Aus dem Innern der Scheune drangen schlurfende Laute zu Ben vor. Unwillkürlich wich er einen Schritt zurück.
Eine Gänsehaut überzog seinen Körper und trotz der Hitze fröstelte ihm plötzlich. Undeutlich konnte Ben einen klobigen Schatten erkennen. Trübe, gelbliche Augen starrten ihn an.
„Hören sie, Mister, gehen sie in Frieden oder ich rufe den Sheriff!“ Ben war einen weiteren Schritt zurückgewichen. Eine unbestimmte Furcht hatte sich in seinen Eingeweiden breit gemacht. Die Augen glotzten weiterhin aus dem Schatten hervor.
„Ben?“ Martha stand auf der Veranda und wollte gerade zu ihm hinüber kommen, als im Haus das Telefon läutete. Sie ging eilig wieder hinein.
Ben wandte sich wieder seinem ungebeten Gast zu: „Schluss jetzt Freundchen! Raus mit ihnen sonst helfe ich nach!“ Er versuchte seine Furcht niederzukämpfen. Aber sein Körper war nass vom Schweiß.

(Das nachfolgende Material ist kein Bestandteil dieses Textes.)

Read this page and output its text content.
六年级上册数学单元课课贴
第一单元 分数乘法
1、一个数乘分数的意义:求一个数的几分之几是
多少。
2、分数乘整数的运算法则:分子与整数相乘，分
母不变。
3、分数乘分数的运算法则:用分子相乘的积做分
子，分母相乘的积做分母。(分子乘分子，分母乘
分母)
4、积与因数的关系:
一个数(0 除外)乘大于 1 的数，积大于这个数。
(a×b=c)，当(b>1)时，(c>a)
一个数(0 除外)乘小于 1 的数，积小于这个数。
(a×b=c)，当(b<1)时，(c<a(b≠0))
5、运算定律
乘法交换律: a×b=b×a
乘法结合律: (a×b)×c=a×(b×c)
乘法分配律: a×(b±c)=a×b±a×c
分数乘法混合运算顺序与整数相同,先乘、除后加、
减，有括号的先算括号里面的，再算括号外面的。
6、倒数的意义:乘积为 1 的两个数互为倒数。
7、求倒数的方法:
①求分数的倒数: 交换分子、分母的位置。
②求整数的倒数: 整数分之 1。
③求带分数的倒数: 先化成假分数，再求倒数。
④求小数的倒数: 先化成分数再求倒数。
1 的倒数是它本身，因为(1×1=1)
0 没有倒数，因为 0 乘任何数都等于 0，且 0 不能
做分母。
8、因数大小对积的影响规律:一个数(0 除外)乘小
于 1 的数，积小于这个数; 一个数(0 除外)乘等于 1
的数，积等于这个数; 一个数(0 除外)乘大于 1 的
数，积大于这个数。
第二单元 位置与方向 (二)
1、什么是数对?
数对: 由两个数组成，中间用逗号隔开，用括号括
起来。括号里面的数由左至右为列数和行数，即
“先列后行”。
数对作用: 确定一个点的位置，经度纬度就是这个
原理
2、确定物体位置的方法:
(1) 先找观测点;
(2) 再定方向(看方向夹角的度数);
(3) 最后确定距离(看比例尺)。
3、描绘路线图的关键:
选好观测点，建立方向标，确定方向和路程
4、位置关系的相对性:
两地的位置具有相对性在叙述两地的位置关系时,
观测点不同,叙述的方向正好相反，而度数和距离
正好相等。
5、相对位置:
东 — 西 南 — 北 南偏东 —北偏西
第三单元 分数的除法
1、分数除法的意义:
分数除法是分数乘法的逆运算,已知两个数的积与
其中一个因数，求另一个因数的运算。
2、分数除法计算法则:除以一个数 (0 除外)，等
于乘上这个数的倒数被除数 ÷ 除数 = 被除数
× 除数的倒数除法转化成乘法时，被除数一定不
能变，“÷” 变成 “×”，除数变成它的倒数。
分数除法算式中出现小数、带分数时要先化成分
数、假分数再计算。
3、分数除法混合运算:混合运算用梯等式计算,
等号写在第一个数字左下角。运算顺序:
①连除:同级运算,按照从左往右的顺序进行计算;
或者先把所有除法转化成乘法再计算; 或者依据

Die Gestalt torkelte aus dem Schatten hinaus auf das Scheunentor zu. Ben Stockte der Atem, als er in das Madenzerfressene Gesicht eines Toten blickte.

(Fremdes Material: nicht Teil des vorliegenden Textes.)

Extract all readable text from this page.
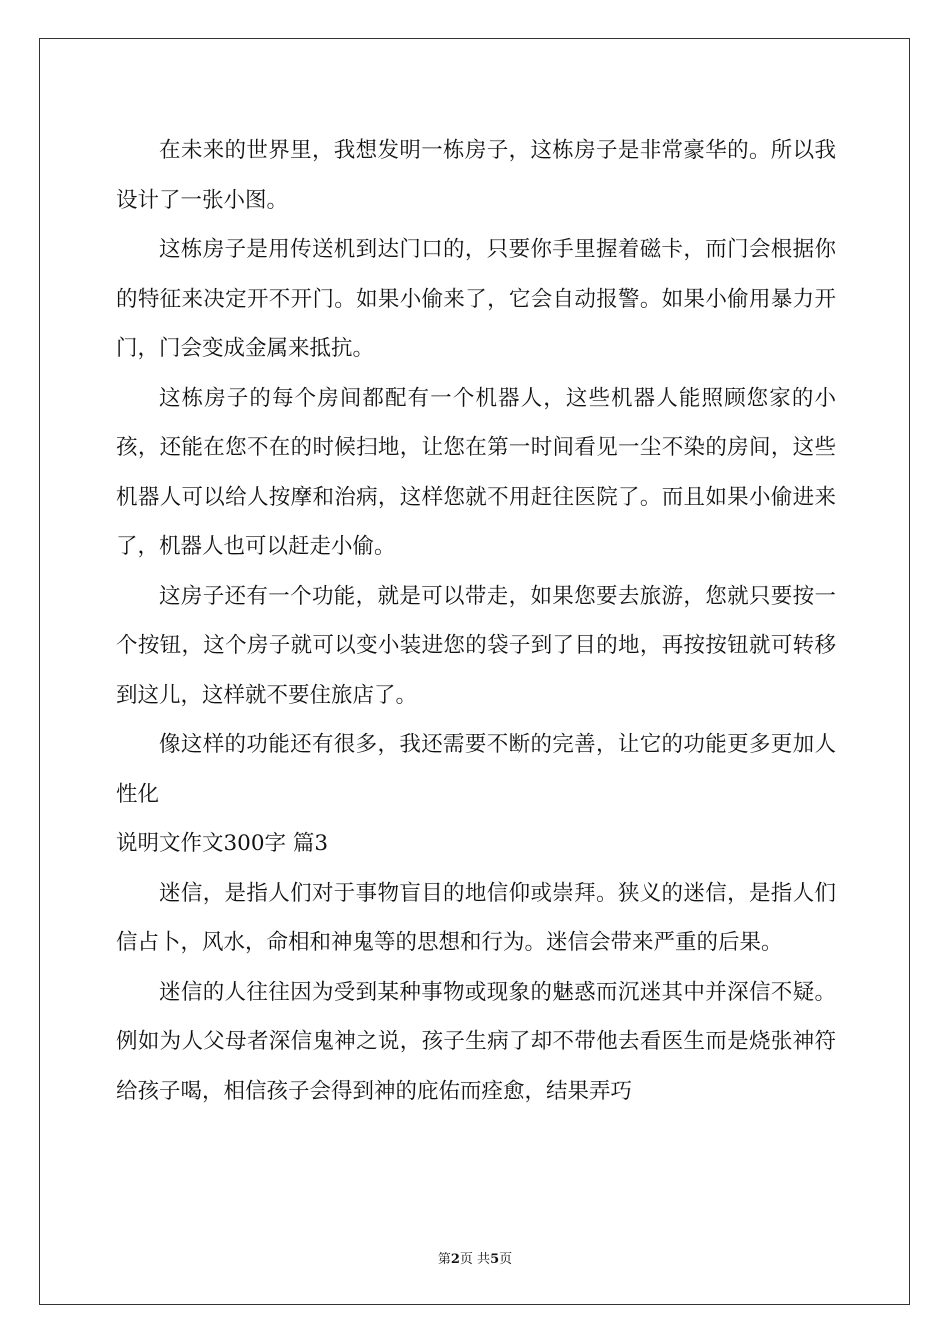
在未来的世界里，我想发明一栋房子，这栋房子是非常豪华的。所以我设计了一张小图。

这栋房子是用传送机到达门口的，只要你手里握着磁卡，而门会根据你的特征来决定开不开门。如果小偷来了，它会自动报警。如果小偷用暴力开门，门会变成金属来抵抗。

这栋房子的每个房间都配有一个机器人，这些机器人能照顾您家的小孩，还能在您不在的时候扫地，让您在第一时间看见一尘不染的房间，这些机器人可以给人按摩和治病，这样您就不用赶往医院了。而且如果小偷进来了，机器人也可以赶走小偷。

这房子还有一个功能，就是可以带走，如果您要去旅游，您就只要按一个按钮，这个房子就可以变小装进您的袋子到了目的地，再按按钮就可转移到这儿，这样就不要住旅店了。

像这样的功能还有很多，我还需要不断的完善，让它的功能更多更加人性化

说明文作文300字 篇3

迷信，是指人们对于事物盲目的地信仰或崇拜。狭义的迷信，是指人们信占卜，风水，命相和神鬼等的思想和行为。迷信会带来严重的后果。

迷信的人往往因为受到某种事物或现象的魅惑而沉迷其中并深信不疑。例如为人父母者深信鬼神之说，孩子生病了却不带他去看医生而是烧张神符给孩子喝，相信孩子会得到神的庇佑而痊愈，结果弄巧

第2页 共5页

Sekundenlang konnte er nur dort stehen, mit zur Grimasse verzerrten Gesichtszügen. Sein Mund Klappte auf und zu, wie bei einem Fisch auf dem Trockenen. Erst als sein toter Besucher geifernd und krächzend auf ihn zuging, löste sich seine Erstarrung. Er drehte sich um und rannte in Richtung Haus, das ihm meilenweit entfernt schien.
Ben riss die Tür auf und rannte beinahe Martha um, die im Flur stand und ihn erschrocken anblickte.
„Ben was ist los?“, brachte sie verwirrt hervor. Nie zuvor hatte sie ihren Mann in einem solchen Zustand gesehen.
„Hol die Kinder!“, brüllte er ihr zu, während er im Wandschrank herumwühlte.
„Ben was…?“
„Geh und hol die Kinder, schließt euch im Keller ein!“, brüllte er diesmal noch wilder.
Martha wirbelte herum und rannte die Treppe hoch. Diebe. Wie werden überfallen, ging es ihr durch den Kopf. Gott bitte nicht..!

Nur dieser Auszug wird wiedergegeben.